Inflammation of the joints in osteoarthritis (OA) is linked to chronic pain. Chatterjee et al. explored the impact of this condition on the brain. Using advanced deep learning (DL) algorithms that examined resting-state functional magnetic resonance imaging (fMRI) data from both OA pain patients and healthy controls identified several new brain regions that had not been identified before, including the occipital lobe, the superior frontal gyrus, the cuneus, the middle occipital gyrus, and the culmen. The authors proposed this tool to be used in OA pain patients for fMRI-based pain recognition, which could lead to enhanced clinical interventions with targeted pain management and improved quality of life of the patients.

Chordoid meningioma (CM) is a rare histologic subtype of meningioma. Jie et al. reviewed the medical records and collected follow-up information on 34 cases who had been surgically treated and histologically diagnosed with CM. The survival analysis demonstrated, that accepting adjuvant radiotherapy and achieving gross total resection correlated with longer progression-free survival for prognosis.

Valle et al. performed a neurological assessment of 10 children and adolescents with MPS III syndrome and reported that neurological, neurobehavioral, and radiological alterations in MPS III patients increased in prevalence and severity with age and were correlated with progressive neurological involvement. MPS III is a lysosomal neurodegenerative disease associated with structural changes, with cortical atrophy detected using MRI in 71% of patients. Behavioral symptoms were reported in seven patients, eight patients developed profound intellectual disabilities and six patients had epilepsy. The findings are important as understanding these neurologic symptoms is critical for better symptom management.

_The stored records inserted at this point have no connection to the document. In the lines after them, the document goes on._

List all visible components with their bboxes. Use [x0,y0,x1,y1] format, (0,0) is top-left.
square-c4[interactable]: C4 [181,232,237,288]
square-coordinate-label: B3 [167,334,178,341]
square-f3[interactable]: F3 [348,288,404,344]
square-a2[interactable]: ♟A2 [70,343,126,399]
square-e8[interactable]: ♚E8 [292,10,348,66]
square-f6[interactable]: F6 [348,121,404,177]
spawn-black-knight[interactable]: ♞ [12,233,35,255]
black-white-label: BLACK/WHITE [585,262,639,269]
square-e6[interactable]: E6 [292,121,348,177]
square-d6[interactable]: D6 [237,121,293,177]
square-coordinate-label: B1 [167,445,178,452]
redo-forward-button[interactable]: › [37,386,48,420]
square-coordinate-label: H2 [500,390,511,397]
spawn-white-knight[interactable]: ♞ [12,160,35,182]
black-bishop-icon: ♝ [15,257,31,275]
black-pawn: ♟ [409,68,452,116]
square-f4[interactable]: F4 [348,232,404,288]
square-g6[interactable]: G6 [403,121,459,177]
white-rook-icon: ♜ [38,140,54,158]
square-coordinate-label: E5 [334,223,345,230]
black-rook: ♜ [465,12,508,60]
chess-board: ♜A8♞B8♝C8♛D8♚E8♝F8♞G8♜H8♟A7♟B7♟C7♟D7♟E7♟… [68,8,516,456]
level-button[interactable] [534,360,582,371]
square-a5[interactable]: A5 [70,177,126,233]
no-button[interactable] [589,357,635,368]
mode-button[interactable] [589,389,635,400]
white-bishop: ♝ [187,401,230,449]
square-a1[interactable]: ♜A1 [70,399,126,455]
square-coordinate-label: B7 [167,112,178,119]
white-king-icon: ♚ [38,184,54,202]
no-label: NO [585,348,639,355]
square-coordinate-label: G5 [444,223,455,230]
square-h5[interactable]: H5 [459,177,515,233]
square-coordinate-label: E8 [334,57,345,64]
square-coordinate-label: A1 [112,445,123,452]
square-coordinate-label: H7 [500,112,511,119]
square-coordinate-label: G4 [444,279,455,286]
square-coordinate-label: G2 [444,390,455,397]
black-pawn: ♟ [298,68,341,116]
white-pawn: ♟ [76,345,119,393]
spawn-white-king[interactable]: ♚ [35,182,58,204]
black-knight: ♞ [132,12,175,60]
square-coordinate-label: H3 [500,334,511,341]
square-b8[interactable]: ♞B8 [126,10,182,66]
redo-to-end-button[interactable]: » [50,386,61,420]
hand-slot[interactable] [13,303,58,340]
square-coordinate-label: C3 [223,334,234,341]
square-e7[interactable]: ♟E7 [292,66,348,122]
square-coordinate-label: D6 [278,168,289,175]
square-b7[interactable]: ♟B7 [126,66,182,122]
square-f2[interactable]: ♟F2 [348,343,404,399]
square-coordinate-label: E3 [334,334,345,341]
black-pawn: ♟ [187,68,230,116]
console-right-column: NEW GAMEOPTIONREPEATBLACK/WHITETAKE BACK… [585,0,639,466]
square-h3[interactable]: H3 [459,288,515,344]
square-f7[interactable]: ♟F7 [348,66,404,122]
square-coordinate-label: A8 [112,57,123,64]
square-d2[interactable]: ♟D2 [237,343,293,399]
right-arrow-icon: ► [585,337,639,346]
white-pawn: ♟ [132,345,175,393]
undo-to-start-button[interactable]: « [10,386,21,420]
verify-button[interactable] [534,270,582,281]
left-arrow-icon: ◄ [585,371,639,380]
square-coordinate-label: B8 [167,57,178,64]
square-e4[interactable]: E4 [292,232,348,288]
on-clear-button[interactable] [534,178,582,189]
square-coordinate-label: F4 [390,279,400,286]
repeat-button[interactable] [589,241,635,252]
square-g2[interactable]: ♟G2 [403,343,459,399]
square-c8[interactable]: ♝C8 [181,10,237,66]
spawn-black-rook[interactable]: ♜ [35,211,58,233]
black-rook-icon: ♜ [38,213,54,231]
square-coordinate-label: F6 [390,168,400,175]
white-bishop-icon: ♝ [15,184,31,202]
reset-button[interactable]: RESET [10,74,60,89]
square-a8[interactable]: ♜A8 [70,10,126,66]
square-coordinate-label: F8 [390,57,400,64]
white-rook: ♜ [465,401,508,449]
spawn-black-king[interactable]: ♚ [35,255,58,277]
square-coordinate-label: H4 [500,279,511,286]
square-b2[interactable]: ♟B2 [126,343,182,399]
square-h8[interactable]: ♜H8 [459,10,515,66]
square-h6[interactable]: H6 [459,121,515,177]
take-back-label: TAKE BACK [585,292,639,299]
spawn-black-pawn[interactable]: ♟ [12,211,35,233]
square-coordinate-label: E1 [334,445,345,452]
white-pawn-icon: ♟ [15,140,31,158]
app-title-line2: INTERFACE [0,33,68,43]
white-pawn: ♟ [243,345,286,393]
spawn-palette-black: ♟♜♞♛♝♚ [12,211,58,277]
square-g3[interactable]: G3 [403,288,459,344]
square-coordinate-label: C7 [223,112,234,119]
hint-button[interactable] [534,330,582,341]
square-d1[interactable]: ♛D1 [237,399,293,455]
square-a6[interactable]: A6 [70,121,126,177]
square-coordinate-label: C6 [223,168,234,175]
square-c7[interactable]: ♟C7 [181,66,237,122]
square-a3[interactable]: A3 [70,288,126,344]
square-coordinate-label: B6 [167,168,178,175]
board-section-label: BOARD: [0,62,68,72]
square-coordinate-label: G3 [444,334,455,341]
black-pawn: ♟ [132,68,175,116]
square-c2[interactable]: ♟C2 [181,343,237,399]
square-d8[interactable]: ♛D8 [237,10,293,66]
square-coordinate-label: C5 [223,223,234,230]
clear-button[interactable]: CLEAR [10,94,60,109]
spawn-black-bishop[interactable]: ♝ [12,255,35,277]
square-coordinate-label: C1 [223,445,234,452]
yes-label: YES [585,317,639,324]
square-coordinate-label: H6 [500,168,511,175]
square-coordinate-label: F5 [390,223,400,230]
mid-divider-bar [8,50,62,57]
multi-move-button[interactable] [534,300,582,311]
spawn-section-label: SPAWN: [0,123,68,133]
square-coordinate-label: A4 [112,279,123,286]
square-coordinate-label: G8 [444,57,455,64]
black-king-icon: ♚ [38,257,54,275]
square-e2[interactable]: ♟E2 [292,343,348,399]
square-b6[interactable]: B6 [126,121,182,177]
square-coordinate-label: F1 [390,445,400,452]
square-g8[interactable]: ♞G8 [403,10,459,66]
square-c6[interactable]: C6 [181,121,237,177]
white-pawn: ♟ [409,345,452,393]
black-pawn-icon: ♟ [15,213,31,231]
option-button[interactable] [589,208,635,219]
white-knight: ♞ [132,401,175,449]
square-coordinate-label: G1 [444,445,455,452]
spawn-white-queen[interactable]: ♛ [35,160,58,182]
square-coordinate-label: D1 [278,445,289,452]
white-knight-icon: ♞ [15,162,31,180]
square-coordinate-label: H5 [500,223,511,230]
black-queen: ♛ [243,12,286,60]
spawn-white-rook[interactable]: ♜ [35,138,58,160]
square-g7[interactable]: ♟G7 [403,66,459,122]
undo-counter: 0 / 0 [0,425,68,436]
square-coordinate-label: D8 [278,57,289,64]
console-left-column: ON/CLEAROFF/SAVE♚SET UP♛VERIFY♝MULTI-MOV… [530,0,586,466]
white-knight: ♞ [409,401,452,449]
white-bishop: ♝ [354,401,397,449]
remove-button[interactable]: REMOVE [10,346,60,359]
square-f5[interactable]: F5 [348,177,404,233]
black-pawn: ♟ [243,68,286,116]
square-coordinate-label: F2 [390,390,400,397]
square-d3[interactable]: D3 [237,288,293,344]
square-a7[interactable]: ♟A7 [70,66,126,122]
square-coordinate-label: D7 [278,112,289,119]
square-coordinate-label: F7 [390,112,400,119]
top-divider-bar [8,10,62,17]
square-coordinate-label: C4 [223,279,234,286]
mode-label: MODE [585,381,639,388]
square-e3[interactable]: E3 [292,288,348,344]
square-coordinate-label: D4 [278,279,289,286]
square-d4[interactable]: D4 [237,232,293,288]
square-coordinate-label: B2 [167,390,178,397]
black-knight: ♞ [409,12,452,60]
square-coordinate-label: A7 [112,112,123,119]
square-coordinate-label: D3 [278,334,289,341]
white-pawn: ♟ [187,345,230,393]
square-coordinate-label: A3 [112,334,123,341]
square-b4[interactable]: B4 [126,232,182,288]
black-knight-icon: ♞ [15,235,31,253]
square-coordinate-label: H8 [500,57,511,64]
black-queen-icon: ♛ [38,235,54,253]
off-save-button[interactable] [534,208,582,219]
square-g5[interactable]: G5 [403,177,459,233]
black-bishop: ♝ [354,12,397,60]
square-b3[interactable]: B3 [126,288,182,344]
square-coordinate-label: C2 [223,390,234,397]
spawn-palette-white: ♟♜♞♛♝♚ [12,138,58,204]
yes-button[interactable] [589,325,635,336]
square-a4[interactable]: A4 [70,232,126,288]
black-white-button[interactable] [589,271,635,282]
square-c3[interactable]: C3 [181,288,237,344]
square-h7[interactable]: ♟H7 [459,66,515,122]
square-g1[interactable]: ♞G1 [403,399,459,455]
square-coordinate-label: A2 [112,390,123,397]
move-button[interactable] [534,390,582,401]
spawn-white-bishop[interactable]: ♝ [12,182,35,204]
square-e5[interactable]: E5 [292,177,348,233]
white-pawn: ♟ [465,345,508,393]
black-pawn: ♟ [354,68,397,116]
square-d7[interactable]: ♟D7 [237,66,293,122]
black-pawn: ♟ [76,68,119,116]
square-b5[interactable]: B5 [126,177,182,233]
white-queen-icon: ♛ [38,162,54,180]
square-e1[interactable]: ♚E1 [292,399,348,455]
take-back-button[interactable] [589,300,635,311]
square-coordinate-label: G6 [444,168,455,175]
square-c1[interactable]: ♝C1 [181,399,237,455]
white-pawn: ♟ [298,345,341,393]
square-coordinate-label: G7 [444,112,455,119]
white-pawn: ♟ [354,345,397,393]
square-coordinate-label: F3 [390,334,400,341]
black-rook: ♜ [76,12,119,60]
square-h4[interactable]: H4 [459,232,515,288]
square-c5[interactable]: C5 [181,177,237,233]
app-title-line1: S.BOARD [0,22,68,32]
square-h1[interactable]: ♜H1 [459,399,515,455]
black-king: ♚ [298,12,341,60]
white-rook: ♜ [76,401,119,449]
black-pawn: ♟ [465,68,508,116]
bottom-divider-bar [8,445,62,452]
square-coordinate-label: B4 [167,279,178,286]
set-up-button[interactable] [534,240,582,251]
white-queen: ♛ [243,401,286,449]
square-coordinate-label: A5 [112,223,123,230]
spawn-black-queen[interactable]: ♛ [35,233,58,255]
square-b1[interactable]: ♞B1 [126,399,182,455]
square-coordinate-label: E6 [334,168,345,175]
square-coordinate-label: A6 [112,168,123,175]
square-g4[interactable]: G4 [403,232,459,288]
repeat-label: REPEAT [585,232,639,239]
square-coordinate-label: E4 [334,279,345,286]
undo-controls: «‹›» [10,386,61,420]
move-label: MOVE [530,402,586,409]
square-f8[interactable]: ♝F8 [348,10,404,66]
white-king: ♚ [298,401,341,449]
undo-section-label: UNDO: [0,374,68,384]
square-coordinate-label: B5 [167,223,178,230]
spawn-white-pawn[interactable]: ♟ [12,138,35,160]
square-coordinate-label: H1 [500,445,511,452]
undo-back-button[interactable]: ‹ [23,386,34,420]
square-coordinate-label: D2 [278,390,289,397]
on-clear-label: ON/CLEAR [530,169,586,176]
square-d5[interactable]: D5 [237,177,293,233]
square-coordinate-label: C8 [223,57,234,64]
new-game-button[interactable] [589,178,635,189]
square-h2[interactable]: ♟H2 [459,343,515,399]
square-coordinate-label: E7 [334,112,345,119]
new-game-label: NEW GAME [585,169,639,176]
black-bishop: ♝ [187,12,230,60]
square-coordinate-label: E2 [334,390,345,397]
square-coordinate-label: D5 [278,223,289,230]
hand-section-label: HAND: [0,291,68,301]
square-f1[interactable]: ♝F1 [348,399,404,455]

Loh et al. has reviewed and critically discussed the neuroprotective properties of EBN, and its potential as a cognitive enhancer. The composition, antioxidant properties and neuroprotective effects of EBN are outlined. Several mechanisms might be contributing to the cognitive enhancing effects of EBN such as increasing brain-derived neurotrophic factor and sialic acid levels in the hippocampus of offspring in EBN administered women. EBN also increased superoxide dismutase and choline acetyltransferase activities, and lowered acetylcholinesterase activity. In addition, EBNs antioxidant and anti-inflammatory properties might have the ability to improve cognition. Therefore, the supplement might have a potential as a therapeutics for neurodegenerative diseases, but more research is required to provide evidence and explore the mechanism of actions in place.